The former top law enforcers in the state could potentially each be sentenced to prison if convicted. The second-degree felonies carry maximum penalties of 15 years behind bars; the third-degree felonies a maximum of five years.

Initial hearing

Wednesday's hearings, however, will likely be very brief. At an initial hearing, a defendant is officially notified of the charges against him. The judge will also ask if he can afford his own attorney or if the court needs to appoint one for him. Another hearing is then scheduled with a different judge. Such initial hearings can sometimes be completed in as little as one or two minutes.

"Once we get the judge that is assigned, (it's) time to go to work," Swallow's attorney, Stephen McCaughey, said Tuesday.

On Tuesday, 3rd District Judge Barry Lawrence recused himself from hearing any part of the case, according to court records. Lawrence is a former assistant Utah attorney general who worked under Shurtleff.

Both Shurtleff and Swallow already have attorneys. Shurtleff is being represented by Max Wheeler.

Trials not likely soon

After the initial appearance, the defense will be ordered to start sharing its evidence — often referred to as discovery — with the defense, such as investigative reports from law enforcers. At some point, a scheduling conference will be held to determine when to set a preliminary hearing date. It's not uncommon for a judge to hold several scheduling hearings until both sides feel they are ready to proceed with a preliminary hearing.

Based on the fact that prosecutors from Salt Lake and Davis counties filed charges against Shurtleff and Swallow following a two-year investigation, Salt Lake attorney Greg Skordas, who has no affiliation with either party, said it's likely a preliminary hearing won't happen until near the end of the year.

"I think it will be at least three or four months for the defense to go through the discovery materials," he said.

One of the questions leading up to the preliminary hearing is whether the two former associates will be tried together or if one of them will request to be tried separately, something that is common in cases involving two high-profile defendants.

McCaughey said he expects both his client and Shurtleff will be asking that they be tried separately.

"I don't think it will be tried together," he said, adding that a motion asking to separate the cases will likely be filed soon.
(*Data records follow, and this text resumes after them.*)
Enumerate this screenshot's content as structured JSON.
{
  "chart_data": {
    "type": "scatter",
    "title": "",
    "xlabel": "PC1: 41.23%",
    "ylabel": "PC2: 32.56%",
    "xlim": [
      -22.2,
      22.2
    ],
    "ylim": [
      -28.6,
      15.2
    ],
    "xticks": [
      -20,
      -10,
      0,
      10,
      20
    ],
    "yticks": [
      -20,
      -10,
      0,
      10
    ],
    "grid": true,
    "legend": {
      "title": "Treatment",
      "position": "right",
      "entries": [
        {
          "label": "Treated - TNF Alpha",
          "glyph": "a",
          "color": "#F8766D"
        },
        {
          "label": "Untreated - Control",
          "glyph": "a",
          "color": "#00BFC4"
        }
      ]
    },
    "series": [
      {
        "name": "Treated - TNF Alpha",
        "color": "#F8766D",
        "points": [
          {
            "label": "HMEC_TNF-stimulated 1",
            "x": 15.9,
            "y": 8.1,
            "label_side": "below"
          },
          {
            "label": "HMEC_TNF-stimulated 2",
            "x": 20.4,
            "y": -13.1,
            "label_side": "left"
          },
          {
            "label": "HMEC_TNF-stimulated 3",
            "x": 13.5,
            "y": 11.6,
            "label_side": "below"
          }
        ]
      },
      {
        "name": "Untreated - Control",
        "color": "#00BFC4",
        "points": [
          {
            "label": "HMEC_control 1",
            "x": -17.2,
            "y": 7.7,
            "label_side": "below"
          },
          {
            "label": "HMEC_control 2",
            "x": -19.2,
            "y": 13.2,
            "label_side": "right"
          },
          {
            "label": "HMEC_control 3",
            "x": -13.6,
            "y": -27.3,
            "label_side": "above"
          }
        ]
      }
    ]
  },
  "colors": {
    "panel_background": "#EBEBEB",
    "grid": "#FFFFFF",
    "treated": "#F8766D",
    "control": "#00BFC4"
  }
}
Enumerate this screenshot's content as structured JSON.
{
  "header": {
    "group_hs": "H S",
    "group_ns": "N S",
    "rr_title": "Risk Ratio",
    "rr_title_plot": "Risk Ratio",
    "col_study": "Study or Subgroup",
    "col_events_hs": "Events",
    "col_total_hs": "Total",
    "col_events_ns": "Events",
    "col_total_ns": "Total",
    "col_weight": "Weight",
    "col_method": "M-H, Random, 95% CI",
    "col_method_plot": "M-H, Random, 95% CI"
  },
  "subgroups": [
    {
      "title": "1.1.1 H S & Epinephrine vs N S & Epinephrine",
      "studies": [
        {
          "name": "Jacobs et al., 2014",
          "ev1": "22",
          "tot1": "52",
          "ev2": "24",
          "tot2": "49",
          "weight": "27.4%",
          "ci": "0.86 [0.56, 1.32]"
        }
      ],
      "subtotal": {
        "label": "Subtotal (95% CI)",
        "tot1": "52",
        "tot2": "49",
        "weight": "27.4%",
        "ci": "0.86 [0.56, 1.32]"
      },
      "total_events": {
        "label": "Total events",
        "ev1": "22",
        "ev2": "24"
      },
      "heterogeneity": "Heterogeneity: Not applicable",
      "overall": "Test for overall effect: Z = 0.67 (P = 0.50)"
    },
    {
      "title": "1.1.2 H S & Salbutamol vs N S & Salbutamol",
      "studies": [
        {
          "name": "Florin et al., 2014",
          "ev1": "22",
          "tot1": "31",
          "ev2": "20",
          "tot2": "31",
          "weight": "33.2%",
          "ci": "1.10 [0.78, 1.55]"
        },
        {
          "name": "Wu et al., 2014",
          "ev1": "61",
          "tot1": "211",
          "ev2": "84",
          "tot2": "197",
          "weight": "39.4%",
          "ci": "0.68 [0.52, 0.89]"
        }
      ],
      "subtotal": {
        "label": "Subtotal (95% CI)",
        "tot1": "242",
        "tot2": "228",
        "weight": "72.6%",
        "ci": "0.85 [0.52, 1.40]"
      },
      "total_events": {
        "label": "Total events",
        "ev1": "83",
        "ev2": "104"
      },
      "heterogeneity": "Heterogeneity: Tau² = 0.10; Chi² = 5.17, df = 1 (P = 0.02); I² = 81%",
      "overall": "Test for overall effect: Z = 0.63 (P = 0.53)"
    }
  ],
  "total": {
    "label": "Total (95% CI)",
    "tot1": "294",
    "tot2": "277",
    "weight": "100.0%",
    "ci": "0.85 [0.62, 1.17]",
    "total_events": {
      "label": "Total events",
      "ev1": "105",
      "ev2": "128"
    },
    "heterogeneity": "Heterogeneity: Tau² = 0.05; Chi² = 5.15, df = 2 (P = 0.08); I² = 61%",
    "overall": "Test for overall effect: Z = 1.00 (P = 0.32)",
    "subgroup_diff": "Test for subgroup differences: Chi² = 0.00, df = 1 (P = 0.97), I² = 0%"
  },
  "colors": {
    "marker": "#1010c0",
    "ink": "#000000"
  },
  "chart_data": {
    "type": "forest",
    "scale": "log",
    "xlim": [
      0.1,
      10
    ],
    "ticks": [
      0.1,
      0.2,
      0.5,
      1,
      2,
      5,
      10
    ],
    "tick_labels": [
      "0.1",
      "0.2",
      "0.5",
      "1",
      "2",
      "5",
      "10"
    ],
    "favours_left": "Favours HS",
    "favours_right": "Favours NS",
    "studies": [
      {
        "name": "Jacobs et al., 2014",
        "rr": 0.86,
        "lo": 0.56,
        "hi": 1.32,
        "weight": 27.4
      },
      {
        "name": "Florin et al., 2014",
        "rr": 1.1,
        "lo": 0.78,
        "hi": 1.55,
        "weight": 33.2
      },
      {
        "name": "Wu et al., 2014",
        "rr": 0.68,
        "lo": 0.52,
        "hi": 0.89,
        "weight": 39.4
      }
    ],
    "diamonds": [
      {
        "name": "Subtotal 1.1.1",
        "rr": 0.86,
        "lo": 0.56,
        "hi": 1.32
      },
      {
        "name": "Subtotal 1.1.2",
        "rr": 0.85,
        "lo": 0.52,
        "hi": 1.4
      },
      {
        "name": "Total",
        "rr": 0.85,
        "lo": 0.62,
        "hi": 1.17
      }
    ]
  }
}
If they were prosecuted together, then evidence that may relate to one person but not necessarily the other could be used against both, Skordas said.

Preliminary hearing

During a preliminary hearing, prosecutors present enough evidence from their case to convince a judge that there is "probable cause" to show that each of the charges is warranted. The burden of proof in this hearing is much lower than during a trial. Defense attorneys cross-examine witnesses in these hearings, but seldom present their own evidence or witnesses.